Despite his pain, Thorn had been fascinated to learn that this ship possessed its own ghost. He stared as a line of distortion cut through the air outside the drawing room. With a clicking, whickering sound, the automaton Jack shut down, its head bowing and the glint dying behind its glasses. It must have been too much trouble for the AI to maintain simultaneously both the automaton and the projection of Aphran that now appeared.

This was not the woman of whom Thorn had seen images. That woman had been contemptuous, angry, frustrated at no longer being able to fight… in other words, human. This Aphran was something else entirely.

She was naked but, naked or otherwise, Thorn doubted her bones had originally been visible through translucent flesh. She was colourless, her hair long and pale, whereas Thorn distinctly remembered it being brown; her skin was white as milk, whereas before it had carried a slightly Asiatic hue; and her eyes were a demonic, pupil-less black. Thorn could only wonder if this was the result of some strange kind of vanity, for surely, appearing this way, she could be whatever she wanted. Also, the woman was drifting, like a corpse in deep water, her hair and arms pulled back and forth as if by wayward currents. There was a sound too, like delicate wind chimes or a tittering giggle, and a distant moaning.

‘Hello, Aphran.’ Cormac walked over to the edge of the carpet.

She turned and focused on the agent, though Thorn knew that this was all illusion—the woman would be seeing him through the camera eyes Jack allowed her. Thorn glanced at Gant, then stepped away from the lamp post to stand at Cormac’s shoulder. Curiosity was growing inside him, as thick and heavy as the Jain nodes that were already there.

‘Hello, agent,’ Aphran replied.

Cormac seemed at a loss. He parted his hands as if to encompass that same loss, then brought them together and got straight down to business.

‘You told me Skellor is hunting dragons,’ he said. ‘But I think I can safely assume that we’re not talking about the winged and fire-breathing kind?’

‘Dragons and brass men,’ Aphran replied, and tilted her head back as if laughing, or as if in pain. Thorn saw then that the woman did possess some colour—the inside of her mouth was bright red.

‘Well, I know about the brass man.

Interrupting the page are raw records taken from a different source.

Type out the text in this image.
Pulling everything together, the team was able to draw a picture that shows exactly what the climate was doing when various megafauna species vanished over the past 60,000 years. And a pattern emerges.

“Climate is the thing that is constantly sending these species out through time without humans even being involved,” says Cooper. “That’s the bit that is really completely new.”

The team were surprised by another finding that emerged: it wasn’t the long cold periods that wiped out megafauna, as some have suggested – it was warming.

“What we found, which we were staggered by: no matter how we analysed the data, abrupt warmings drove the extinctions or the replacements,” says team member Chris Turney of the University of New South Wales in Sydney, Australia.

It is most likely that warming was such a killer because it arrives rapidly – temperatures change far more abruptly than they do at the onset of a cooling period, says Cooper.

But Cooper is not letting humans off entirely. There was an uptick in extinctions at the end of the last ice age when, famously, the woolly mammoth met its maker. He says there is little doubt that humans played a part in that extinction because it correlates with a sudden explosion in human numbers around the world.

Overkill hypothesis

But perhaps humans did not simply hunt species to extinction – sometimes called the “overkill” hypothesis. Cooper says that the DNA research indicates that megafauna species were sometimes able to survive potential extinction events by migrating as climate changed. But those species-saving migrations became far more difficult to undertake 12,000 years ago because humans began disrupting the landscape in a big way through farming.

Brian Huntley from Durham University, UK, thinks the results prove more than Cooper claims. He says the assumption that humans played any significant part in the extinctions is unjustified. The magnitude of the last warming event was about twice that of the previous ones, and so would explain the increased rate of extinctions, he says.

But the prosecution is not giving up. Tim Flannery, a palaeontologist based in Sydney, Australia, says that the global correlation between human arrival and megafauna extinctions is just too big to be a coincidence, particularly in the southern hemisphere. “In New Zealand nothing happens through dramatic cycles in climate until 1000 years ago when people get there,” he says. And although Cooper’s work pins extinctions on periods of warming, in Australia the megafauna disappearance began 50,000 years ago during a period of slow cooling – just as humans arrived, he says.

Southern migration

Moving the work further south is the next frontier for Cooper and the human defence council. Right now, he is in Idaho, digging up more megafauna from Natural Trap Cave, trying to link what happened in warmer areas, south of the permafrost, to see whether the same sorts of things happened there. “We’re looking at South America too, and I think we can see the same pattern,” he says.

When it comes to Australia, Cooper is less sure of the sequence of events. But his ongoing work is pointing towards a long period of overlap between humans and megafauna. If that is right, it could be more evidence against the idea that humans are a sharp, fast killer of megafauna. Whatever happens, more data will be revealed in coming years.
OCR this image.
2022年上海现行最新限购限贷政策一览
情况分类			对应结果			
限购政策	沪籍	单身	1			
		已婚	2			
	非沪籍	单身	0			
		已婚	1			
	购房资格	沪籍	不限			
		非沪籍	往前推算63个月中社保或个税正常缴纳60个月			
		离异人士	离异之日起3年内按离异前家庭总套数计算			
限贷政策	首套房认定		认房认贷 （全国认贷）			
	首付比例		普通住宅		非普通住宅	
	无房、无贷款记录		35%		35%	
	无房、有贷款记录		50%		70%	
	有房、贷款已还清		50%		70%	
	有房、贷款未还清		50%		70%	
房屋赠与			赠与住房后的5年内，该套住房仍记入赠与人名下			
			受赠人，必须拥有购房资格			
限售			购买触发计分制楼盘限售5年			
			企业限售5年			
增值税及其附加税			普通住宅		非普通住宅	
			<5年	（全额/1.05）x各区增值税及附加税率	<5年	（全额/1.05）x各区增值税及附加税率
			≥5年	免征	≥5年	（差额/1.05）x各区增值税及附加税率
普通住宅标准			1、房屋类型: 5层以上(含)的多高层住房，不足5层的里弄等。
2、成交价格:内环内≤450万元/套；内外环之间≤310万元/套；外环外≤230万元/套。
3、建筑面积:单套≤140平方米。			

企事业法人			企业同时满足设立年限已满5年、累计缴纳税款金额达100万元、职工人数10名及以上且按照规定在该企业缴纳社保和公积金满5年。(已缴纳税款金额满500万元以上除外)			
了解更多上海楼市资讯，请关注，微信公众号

He collected what was left of Mr Crane on Viridian only a short time ago, and that’s where we are now heading, in the hope of picking up his trail. Do you know where he’s going next?’

‘Dragons.’

Cormac appeared to be chewing on something bitter. ‘But where will he find them?’

‘Give me substance,’ said Aphran.

Cormac slowly nodded. ‘Yes, I’ll do that when I think you’re no longer holding anything back. My other option is to let Jack take your mind apart piecemeal, in order to find what I want. Though after taking that course I’m not sure I’d bother asking him to put it back together again.’

‘Cruel,’ hissed Aphran.

‘You are merely a dispensable recording, but more pertinently you are a criminal under sentence of death.’

Thorn absorbed that. Not so long ago the guilt of a cerebral recording was a murky legal debating point. Now all recordings of murderers, made after the murder was committed, came under the same sentence.

‘I have paid.’ In saying this, Aphran changed—aged a hundred, a thousand years in a few seconds, became something twisted, with flames issuing all around her.

Ignoring this display, Cormac asked, ‘Why did Skellor want a smashed metalskin Golem?’